Neuf jours de défilés de mode : ce lundi, après Londres et Milan, c’est au tour de Paris d’ouvrir sa fashion week dédiée au prêt-à-porter féminin de l’automne-hiver 2022-23. Mais comment font-ils ?, grincent d’aucuns. Comment peut-on maintenir cette avalanche de fringues et de bling alors que l’Ukraine croule sous l’étau russe ? Des défilés de mode sur fond de catastrophe locale ou internationale (attentats, guerre, séisme, pandémie…), cela n’a pourtant rien d’inédit. Ce «show must go on» quoiqu’il arrive conforte d’ailleurs la réputation d’insupportable légèreté, de cynisme, que beaucoup accolent au secteur.
C’est oublier qu’une fashion week est avant tout une vitrine, celle du vêtement haut de gamme, lequel relève du luxe, industrie qui, comme les autres, réagit aux turbulences de tout acabit en tâchant de maintenir le cap. Et, vu son poids économique (un million d’emplois directs et indirects, une contribution supérieure dans le PIB français à celles de l’automobile et de l’aéronautique réunies), on peut s’en féliciter. Par ailleurs, le secteur de l’habillement et du textile a, dans son ensemble, besoin de se refaire une santé et une image : ses ventes n’ont toujours pas retrouvé leur niveau ante Covid et la défiance croissante envers le vilain petit canard de la famille, la fast fashion, s’amplifie. La rutilante semaine de la mode vante, elle, l’excellence.

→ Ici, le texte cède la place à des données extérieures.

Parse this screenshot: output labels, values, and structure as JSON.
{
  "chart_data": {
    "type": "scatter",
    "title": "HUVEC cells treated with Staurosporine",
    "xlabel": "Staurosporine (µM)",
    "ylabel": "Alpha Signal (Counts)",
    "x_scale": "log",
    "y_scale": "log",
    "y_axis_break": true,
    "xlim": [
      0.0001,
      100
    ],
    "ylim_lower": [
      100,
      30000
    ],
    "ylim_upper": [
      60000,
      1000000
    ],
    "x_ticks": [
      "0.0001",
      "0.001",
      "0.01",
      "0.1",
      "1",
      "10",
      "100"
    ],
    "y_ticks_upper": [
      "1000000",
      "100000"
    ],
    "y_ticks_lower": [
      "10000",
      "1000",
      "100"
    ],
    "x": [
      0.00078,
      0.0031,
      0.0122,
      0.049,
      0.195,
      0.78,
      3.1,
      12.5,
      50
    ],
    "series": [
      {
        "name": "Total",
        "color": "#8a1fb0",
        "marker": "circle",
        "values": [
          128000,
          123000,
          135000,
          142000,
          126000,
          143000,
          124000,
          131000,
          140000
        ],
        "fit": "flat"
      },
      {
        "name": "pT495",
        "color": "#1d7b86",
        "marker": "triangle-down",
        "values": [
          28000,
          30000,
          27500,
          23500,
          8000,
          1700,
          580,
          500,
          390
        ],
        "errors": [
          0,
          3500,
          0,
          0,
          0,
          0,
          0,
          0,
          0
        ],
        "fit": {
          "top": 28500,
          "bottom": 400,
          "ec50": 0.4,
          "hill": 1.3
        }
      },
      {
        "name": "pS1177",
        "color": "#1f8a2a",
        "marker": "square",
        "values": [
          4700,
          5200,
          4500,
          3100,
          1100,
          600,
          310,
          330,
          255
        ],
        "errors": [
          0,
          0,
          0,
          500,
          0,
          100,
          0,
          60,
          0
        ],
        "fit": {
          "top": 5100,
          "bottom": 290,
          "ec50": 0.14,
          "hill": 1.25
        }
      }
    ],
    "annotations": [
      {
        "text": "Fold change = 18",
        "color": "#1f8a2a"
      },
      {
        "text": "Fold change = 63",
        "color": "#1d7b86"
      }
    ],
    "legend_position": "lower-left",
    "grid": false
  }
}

Toujours est-il qu’on est aussi en droit de se demander comment cette salve parisienne, européenne donc, va répondre à la guerre en Ukraine. La mode n’est pas hors sol, elle a régulièrement accompagné, reflété, commenté, l’actualité sociétale – et, partant, politique. Certes, les collections ne se conçoivent pas au dernier moment, et un designer ne saurait anticiper un conflit impensable même pour les as ès géopolitique. Mais faire comme si de rien n’était, est-ce recevable ?
Paris fera-t-elle mieux?
Jusqu’à présent, seul Giorgio Armani s’est publiquement prononcé : dimanche 27 février, lors de la semaine de la mode de Milan, le défilé de sa marque s’est déroulé dans un silence complet. «Ma décision de ne pas utiliser de musique au sein du show se veut un signe de respect à l’égard des populations impliquées dans la tragédie qui se déroule actuellement en Ukraine», a indiqué le créateur de 87 ans dans un communiqué. Aucun autre signe ostensible n’a été émis par les designers, tandis que des citoyens manifestaient contre l’invasion russe dans les rues de la capitale italienne de la mode. Comme si, face à Poutine, les exubérants du vêtement se rencognaient dans une bulle de frilosité inquiète.
Paris fera-t-elle mieux ? Ou se drapera-t-on aussi dans un évitement qui suggère que trop d’intérêts sont en jeu, alors même que la Russie n’est créditée qu’entre 1 % et 2 % du marché mondial du luxe ? Quatre-vingt-quinze maisons sont inscrites dans le calendrier officiel et grâce au recul de la pandémie de Covid, les défilés physiques reprennent le pas sur les vidéos, ce qui offre d’autant plus de possibilités d’oser un geste spontané. Et les fortes personnalités, aptes au message spectaculaire, ne manquent pas. On pense notamment à Olivier Rousteing (Balmain), Rick Owens, Vivienne Westwood, Demna Gvasalia (chez Balenciaga), Stella McCartney, Jonathan Anderson (Loewe)… Avoir du panache, pour une semaine de la mode, ce serait chic.